After a 24-hour notice expired, Sudanese officials demolished a church in North Khartoum on July 7, leaving 600 congregants without a place of worship. Over the weekend, the reasoning behind that otherwise baseless demolition was provided: Sudanese authorities believe that “the remaining churches were enough for those Christians who stayed in Sudan.” This, of course, following the Sudanese regime’s announcement that it has placed a moratorium on the construction of new churches. Following South Sudan’s succession in 2011, President Omar Hassan al-Bashir promised to make Sudan a “purely Islamic” society.

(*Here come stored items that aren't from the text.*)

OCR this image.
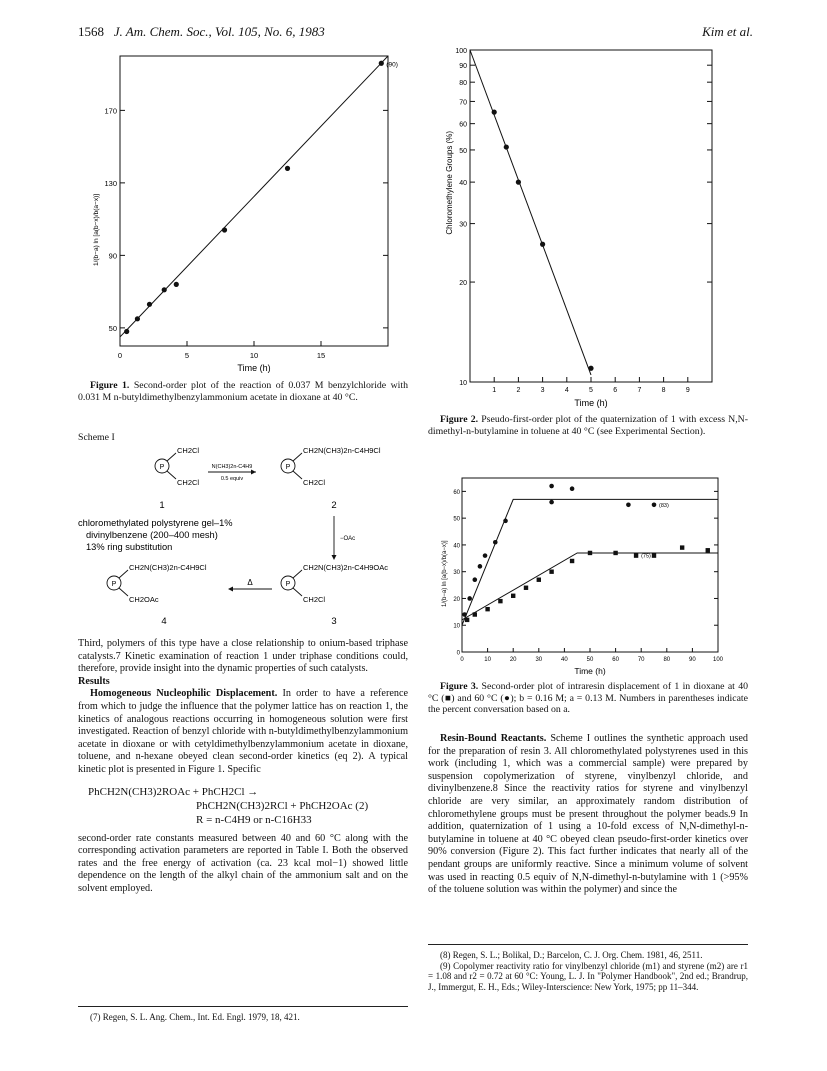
1568 J. Am. Chem. Soc., Vol. 105, No. 6, 1983	Kim et al.
0	5	10	15
50
90
130
170
(90)
Time (h)
1/(b−a) ln [a(b−x)/b(a−x)]

Figure 1. Second-order plot of the reaction of 0.037 M benzylchloride with 0.031 M n-butyldimethylbenzylammonium acetate in dioxane at 40 °C.

Scheme I
P
CH2Cl
CH2Cl
1
N(CH3)2n-C4H9
0.5 equiv
P
CH2N(CH3)2n-C4H9Cl
CH2Cl
2
−OAc
chloromethylated polystyrene gel–1%
divinylbenzene (200–400 mesh)
13% ring substitution
P
CH2N(CH3)2n-C4H9Cl
CH2OAc
4
Δ	P
CH2N(CH3)2n-C4H9OAc
CH2Cl
3

Third, polymers of this type have a close relationship to onium-based triphase catalysts.7 Kinetic examination of reaction 1 under triphase conditions could, therefore, provide insight into the dynamic properties of such catalysts.

Results

Homogeneous Nucleophilic Displacement. In order to have a reference from which to judge the influence that the polymer lattice has on reaction 1, the kinetics of analogous reactions occurring in homogeneous solution were first investigated. Reaction of benzyl chloride with n-butyldimethylbenzylammonium acetate in dioxane or with cetyldimethylbenzylammonium acetate in dioxane, toluene, and n-hexane obeyed clean second-order kinetics (eq 2). A typical kinetic plot is presented in Figure 1. Specific

PhCH2N(CH3)2ROAc + PhCH2Cl →
PhCH2N(CH3)2RCl + PhCH2OAc (2)
R = n-C4H9 or n-C16H33

second-order rate constants measured between 40 and 60 °C along with the corresponding activation parameters are reported in Table I. Both the observed rates and the free energy of activation (ca. 23 kcal mol−1) showed little dependence on the length of the alkyl chain of the ammonium salt and on the solvent employed.

(7) Regen, S. L. Ang. Chem., Int. Ed. Engl. 1979, 18, 421.

10
20
30
40
50
60
70
80
90
100
1	2	3	4	5	6	7	8	9
Time (h)
Chloromethylene Groups (%)

Figure 2. Pseudo-first-order plot of the quaternization of 1 with excess N,N-dimethyl-n-butylamine in toluene at 40 °C (see Experimental Section).

0	10	20	30	40	50	60	70	80	90	100
0
10
20
30
40
50
60
(83)
(75)
Time (h)
1/(b−a) ln [a(b−x)/b(a−x)]

Figure 3. Second-order plot of intraresin displacement of 1 in dioxane at 40 °C (■) and 60 °C (●); b = 0.16 M; a = 0.13 M. Numbers in parentheses indicate the percent conversation based on a.

Resin-Bound Reactants. Scheme I outlines the synthetic approach used for the preparation of resin 3. All chloromethylated polystyrenes used in this work (including 1, which was a commercial sample) were prepared by suspension copolymerization of styrene, vinylbenzyl chloride, and divinylbenzene.8 Since the reactivity ratios for styrene and vinylbenzyl chloride are very similar, an approximately random distribution of chloromethylene groups must be present throughout the polymer beads.9 In addition, quaternization of 1 using a 10-fold excess of N,N-dimethyl-n-butylamine in toluene at 40 °C obeyed clean pseudo-first-order kinetics over 90% conversion (Figure 2). This fact further indicates that nearly all of the pendant groups are uniformly reactive. Since a minimum volume of solvent was used in reacting 0.5 equiv of N,N-dimethyl-n-butylamine with 1 (>95% of the toluene solution was within the polymer) and since the

(8) Regen, S. L.; Bolikal, D.; Barcelon, C. J. Org. Chem. 1981, 46, 2511.

(9) Copolymer reactivity ratio for vinylbenzyl chloride (m1) and styrene (m2) are r1 = 1.08 and r2 = 0.72 at 60 °C: Young, L. J. In "Polymer Handbook", 2nd ed.; Brandrup, J., Immergut, E. H., Eds.; Wiley-Interscience: New York, 1975; pp 11–344.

Recent events, including the demolition, moratorium, and involuntary holding of a Christian mother and her family stand as evidence that Bashir meant what he said. 

07/14/2014 Sudan (BBC) – The Sudan Council of Churches has criticised the authorities for banning the construction of new churches.

Over the weekend, a Sudanese government minister said there were already enough churches to provide for Christians.

The council’s secretary-general told the BBC the announcement came after a church was demolished near the capital, Khartoum, this month by town planners.

Sudan is majority Muslim, but officially guarantees freedom of religion.

Following the secession of South Sudan in July 2011, many of Sudan’s Christian inhabitants moved to the South.

Shalil Abdullah, a minister of Guidance and Endowments, was quoted as saying on Saturday that the remaining churches were enough for those Christians who stayed in Sudan.

But Rev Kori El Ramli, the secretary-general of the Sudan Council of Churches, said he was surprised by the move as church leaders had always had a good relationship with the authorities.

“We are growing, we need more churches,” he told the BBC’s Focus on Africa radio programme.